Author/Authors :
Stephan Harbarth، نويسنده , , Stanley L. Pestotnik، نويسنده , , James F. Lloyd، نويسنده , , John P. Burke، نويسنده , , Matthew H. Samore، نويسنده ,
Abstract :
Purpose
We sought to quantify the incidence of, define risk factors for, and examine the relation between renal functional impairment and treatment with conventional amphotericin B.
Subjects and methods
We performed a 9-year retrospective analysis of amphotericin B-associated nephrotoxicity in 494 adult inpatients who received ≥2 doses of amphotericin B. Nephrotoxicity was classified according to two nonmutually exclusive severity categories (50% increase or doubling in the baseline creatinine level).
Results
The median cumulative dosage of amphotericin B was 240 mg (interquartile range, 113 to 500 mg), with the majority of patients (n = 361) receiving it for empiric treatment. Overall, 139 (28%) patients experienced renal toxicity, including 58 (12%) with moderate-to-severe nephrotoxicity. The rate of nephrotoxicity was relatively constant during amphotericin B treatment.
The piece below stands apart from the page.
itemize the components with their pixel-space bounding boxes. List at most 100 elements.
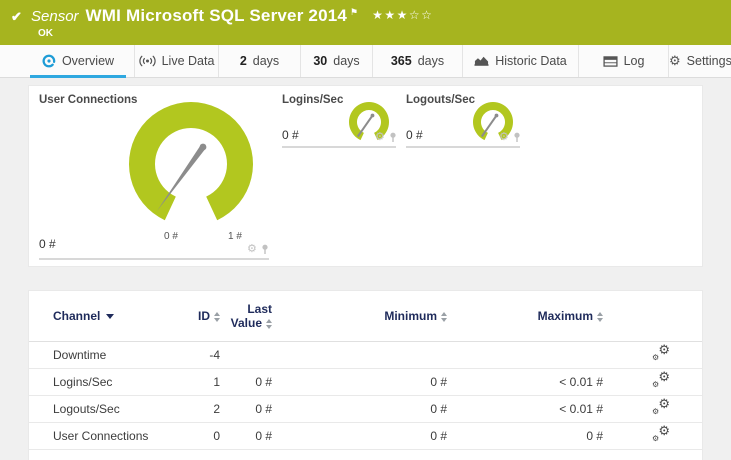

For each 10-mg increase in the mean daily amphotericin B dose, the adjusted rate of renal toxicity increased by a factor of 1.13 (95% confidence interval: 1.02 to 1.25). We defined 5 categorical risk factors: mean daily amphotericin B dose ≥35 mg, male sex, weight ≥90 kg, chronic renal disease, and use of amikacin or cyclosporine. The incidence of moderate-to-severe nephrotoxicity was 4% (6 of 137) in patients with none of these risk factors, 8% (14 of 181) in those with 1 risk factor, 18% (21 of 117) in those with 2 risk factors, and 29% (17 of 59) in patients with ≥3 risk factors. Nephrotoxicity rarely led to hemodialysis (n = 3); however, at the time of discharge or death, 70% of patients with moderate-to-severe nephrotoxicity had a serum creatinine level that was ≥0.5 mg/dL above baseline.
Conclusion
Amphotericin B-related nephrotoxicity is an important dose-dependent and duration-dependent toxicity that is accentuated by certain nephrotoxic drugs and patient characteristics. Patients with more than two risk factors for nephrotoxicity are potential candidates for alternative antifungal therapy.